Recently in one of the discussions on Bodyinflation.org about vore stories, I pointed out that neither vore nor inflation lend themselves well to authentic emotional responses. I think you're right; when dealt with realistically, inflation tends to have a strong sadistic streak to it. Regardless of whether it's being inflicted by a sadistic character or a sadistic author, it's still something that would be terrifying and traumatizing in most scenarios.

I ran into this again when I was outlining a potential sequel to Blow. This is another case of a character developing a mind of her own. She starts inflating and one of her friends tries to reassure her. She's having none of it. She was at the club when during the events of Blow and she remembers how loud the explosion was and how it nearly blew the door off the bathroom. So she's crying uncontrollably because she's convinced she's going to die and she's begging her friend to run so she doesn't get caught in the blast when she explodes.

It's a recurring theme. The more real my characters become, the more disturbing the stories become. I'm not convinced that this is a bad thing, but it's definitely a thing.
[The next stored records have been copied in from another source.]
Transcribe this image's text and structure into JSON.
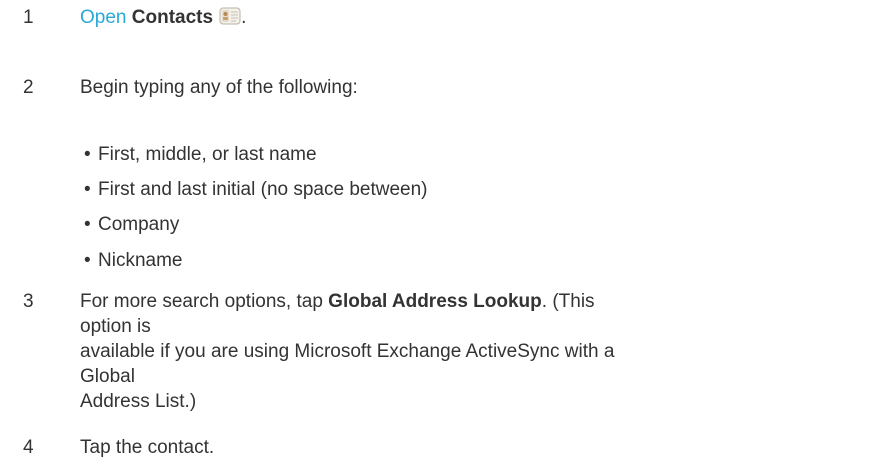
{
  "steps": [
    {
      "number": "1",
      "link_text": "Open",
      "bold_text": "Contacts",
      "icon": "contacts-app-icon",
      "trailing": "."
    },
    {
      "number": "2",
      "text": "Begin typing any of the following:",
      "bullets": [
        "First, middle, or last name",
        "First and last initial (no space between)",
        "Company",
        "Nickname"
      ]
    },
    {
      "number": "3",
      "text_before": "For more search options, tap ",
      "bold_text": "Global Address Lookup",
      "line1_after": ". (This option is",
      "line2": "available if you are using Microsoft Exchange ActiveSync with a Global",
      "line3": "Address List.)"
    },
    {
      "number": "4",
      "text": "Tap the contact."
    }
  ],
  "colors": {
    "text": "#333333",
    "link": "#2aa9d8",
    "background": "#ffffff"
  }
}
Grumpy-Juice-Demon's avatar
It can get obnoxious, especially when it's used over and over again. Typically, if I use it it's initially for a pseudo-baby bump and then at "full term". Then I base the size off that (double, triple, etc.) and go off into diameter in feet. The funny thing is, so many people have used the pregnancy "x weeks" analogy that I have partially memorized the sort of sizes a woman's womb is at during varying points of time, just from the amount of times I've looked up pregnancy progression videos and the like. I don't like that system very much to be honest, because they're really nothing more than coordinates. There's nothing real in those numbers, despite their relation to pregnancy. Like you said, hardly anyone can know at the top of their head the size of a womb during the 23rd week of a triplet pregnancy. Fruit and sports equipment work so much better, especially in my case. I've touched a soccer ball before, but the same cannot be said of a woman's pregnant belly.
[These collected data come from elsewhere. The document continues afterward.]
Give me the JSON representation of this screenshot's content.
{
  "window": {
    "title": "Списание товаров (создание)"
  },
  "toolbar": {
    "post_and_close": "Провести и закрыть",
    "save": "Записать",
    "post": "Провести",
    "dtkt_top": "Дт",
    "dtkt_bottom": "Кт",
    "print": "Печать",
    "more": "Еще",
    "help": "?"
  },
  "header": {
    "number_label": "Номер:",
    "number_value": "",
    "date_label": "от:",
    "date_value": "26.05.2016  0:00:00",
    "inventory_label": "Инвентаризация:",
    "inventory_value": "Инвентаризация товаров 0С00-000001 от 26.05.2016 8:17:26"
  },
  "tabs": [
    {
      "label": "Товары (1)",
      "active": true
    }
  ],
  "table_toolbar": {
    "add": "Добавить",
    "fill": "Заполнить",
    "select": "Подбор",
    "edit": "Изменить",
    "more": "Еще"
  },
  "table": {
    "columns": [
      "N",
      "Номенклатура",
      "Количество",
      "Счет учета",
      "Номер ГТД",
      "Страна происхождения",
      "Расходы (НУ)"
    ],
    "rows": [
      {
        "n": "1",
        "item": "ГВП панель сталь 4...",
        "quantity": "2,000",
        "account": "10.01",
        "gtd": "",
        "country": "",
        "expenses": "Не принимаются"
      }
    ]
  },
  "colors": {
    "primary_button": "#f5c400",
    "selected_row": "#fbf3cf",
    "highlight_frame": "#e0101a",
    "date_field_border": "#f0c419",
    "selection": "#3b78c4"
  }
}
That ugly truth about inflation is precisely why I dislike eroticism taken to an extreme/hyperbole in the fiction. It takes a suspension of disbelief that I find hard to achieve unless in the right mood. I prefer good storytelling, because often times the overt erotica sacrificed for better storytelling is made up for in many ways (good characters, dialogue, description/events) that can make the story just as sexy. Not erotic per se, but definitely sexy.
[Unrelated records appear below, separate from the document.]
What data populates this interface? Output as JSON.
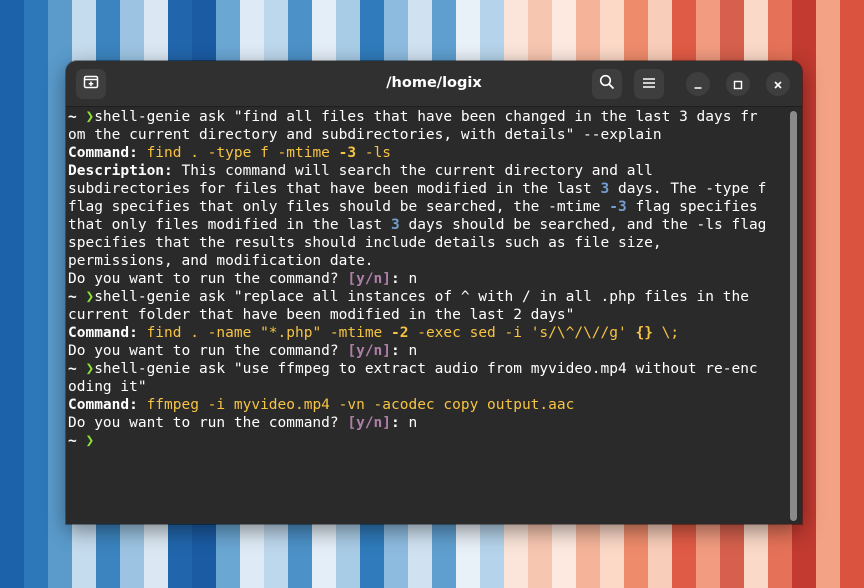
{
  "background": {
    "stripe_colors": [
      "#1b62ab",
      "#2d78b8",
      "#5a9bcc",
      "#c5dcee",
      "#3b84bf",
      "#9cc4e2",
      "#dbe8f3",
      "#2166ac",
      "#1a5ba3",
      "#6aa7d3",
      "#deebf6",
      "#bdd7ec",
      "#4c91c7",
      "#e4eef8",
      "#a9cce6",
      "#2f7bbb",
      "#8dbbe0",
      "#d0e2f1",
      "#5f9fd0",
      "#e8f0f8",
      "#b5d3ea",
      "#fbe4d9",
      "#f7c6b0",
      "#fde9df",
      "#f5b49a",
      "#fcd8c7",
      "#ee8b6b",
      "#f8cdb9",
      "#e05b45",
      "#f29b80",
      "#d6604d",
      "#fbd9c8",
      "#e57258",
      "#c23a30",
      "#f4a285",
      "#d9533f"
    ]
  },
  "window": {
    "title": "/home/logix",
    "new_tab_icon": "new-tab-icon",
    "search_icon": "search-icon",
    "menu_icon": "hamburger-menu-icon",
    "minimize_icon": "minimize-icon",
    "maximize_icon": "maximize-icon",
    "close_icon": "close-icon"
  },
  "colors": {
    "prompt_arrow": "#8ae234",
    "command": "#f6c343",
    "number": "#729fcf",
    "yn": "#ad7fa8",
    "text": "#ffffff",
    "terminal_bg": "#2a2a2a"
  },
  "terminal": {
    "lines": [
      [
        {
          "t": "~ ",
          "c": "prompt-tilde"
        },
        {
          "t": "❯",
          "c": "prompt-arrow"
        },
        {
          "t": "shell-genie ask \"find all files that have been changed in the last 3 days fr"
        }
      ],
      [
        {
          "t": "om the current directory and subdirectories, with details\" --explain"
        }
      ],
      [
        {
          "t": "Command: ",
          "c": "b"
        },
        {
          "t": "find . -type f -mtime ",
          "c": "cmd"
        },
        {
          "t": "-3",
          "c": "cmd b"
        },
        {
          "t": " -ls",
          "c": "cmd"
        }
      ],
      [
        {
          "t": "Description: ",
          "c": "b"
        },
        {
          "t": "This command will search the current directory and all"
        }
      ],
      [
        {
          "t": "subdirectories for files that have been modified in the last "
        },
        {
          "t": "3",
          "c": "num"
        },
        {
          "t": " days. The -type f"
        }
      ],
      [
        {
          "t": "flag specifies that only files should be searched, the -mtime "
        },
        {
          "t": "-3",
          "c": "num"
        },
        {
          "t": " flag specifies"
        }
      ],
      [
        {
          "t": "that only files modified in the last "
        },
        {
          "t": "3",
          "c": "num"
        },
        {
          "t": " days should be searched, and the -ls flag"
        }
      ],
      [
        {
          "t": "specifies that the results should include details such as file size,"
        }
      ],
      [
        {
          "t": "permissions, and modification date."
        }
      ],
      [
        {
          "t": "Do you want to run the command? "
        },
        {
          "t": "[y/n]",
          "c": "yn"
        },
        {
          "t": ": ",
          "c": "b"
        },
        {
          "t": "n"
        }
      ],
      [
        {
          "t": "~ ",
          "c": "prompt-tilde"
        },
        {
          "t": "❯",
          "c": "prompt-arrow"
        },
        {
          "t": "shell-genie ask \"replace all instances of ^ with / in all .php files in the"
        }
      ],
      [
        {
          "t": "current folder that have been modified in the last 2 days\""
        }
      ],
      [
        {
          "t": "Command: ",
          "c": "b"
        },
        {
          "t": "find . -name \"*.php\" -mtime ",
          "c": "cmd"
        },
        {
          "t": "-2",
          "c": "cmd b"
        },
        {
          "t": " -exec sed -i 's/\\^/\\//g' ",
          "c": "cmd"
        },
        {
          "t": "{}",
          "c": "cmd b"
        },
        {
          "t": " \\;",
          "c": "cmd"
        }
      ],
      [
        {
          "t": "Do you want to run the command? "
        },
        {
          "t": "[y/n]",
          "c": "yn"
        },
        {
          "t": ": ",
          "c": "b"
        },
        {
          "t": "n"
        }
      ],
      [
        {
          "t": "~ ",
          "c": "prompt-tilde"
        },
        {
          "t": "❯",
          "c": "prompt-arrow"
        },
        {
          "t": "shell-genie ask \"use ffmpeg to extract audio from myvideo.mp4 without re-enc"
        }
      ],
      [
        {
          "t": "oding it\""
        }
      ],
      [
        {
          "t": "Command: ",
          "c": "b"
        },
        {
          "t": "ffmpeg -i myvideo.mp4 -vn -acodec copy output.aac",
          "c": "cmd"
        }
      ],
      [
        {
          "t": "Do you want to run the command? "
        },
        {
          "t": "[y/n]",
          "c": "yn"
        },
        {
          "t": ": ",
          "c": "b"
        },
        {
          "t": "n"
        }
      ],
      [
        {
          "t": "~ ",
          "c": "prompt-tilde"
        },
        {
          "t": "❯",
          "c": "prompt-arrow"
        }
      ]
    ]
  }
}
That's exactly how I'd picture it going. She knows both the events, the result, and the aftermath. And none of them are good. They say that ignorance is bliss, and nothing could be more true for that scenario. Better to hope that the ambulance has nitrous than accept your fate. Of all the emotions that characters express right at that moment before the bang, I have to say that I like sheer terror and stoic acceptance the most. Like in the story Popperchicks, one of the main characters states matter-of-factly "it's me" and then explodes. (Could aforementioned sadism be a factor?) That sort of feeling of just throwing in the towel and accepting the inevitable also seems very real. Many people have many different ways of reacting to things. To think that not a single person would have an 'it doesn't matter, I'm doomed' epiphany toward the end isn't right. Surely it would be rare, but not impossible.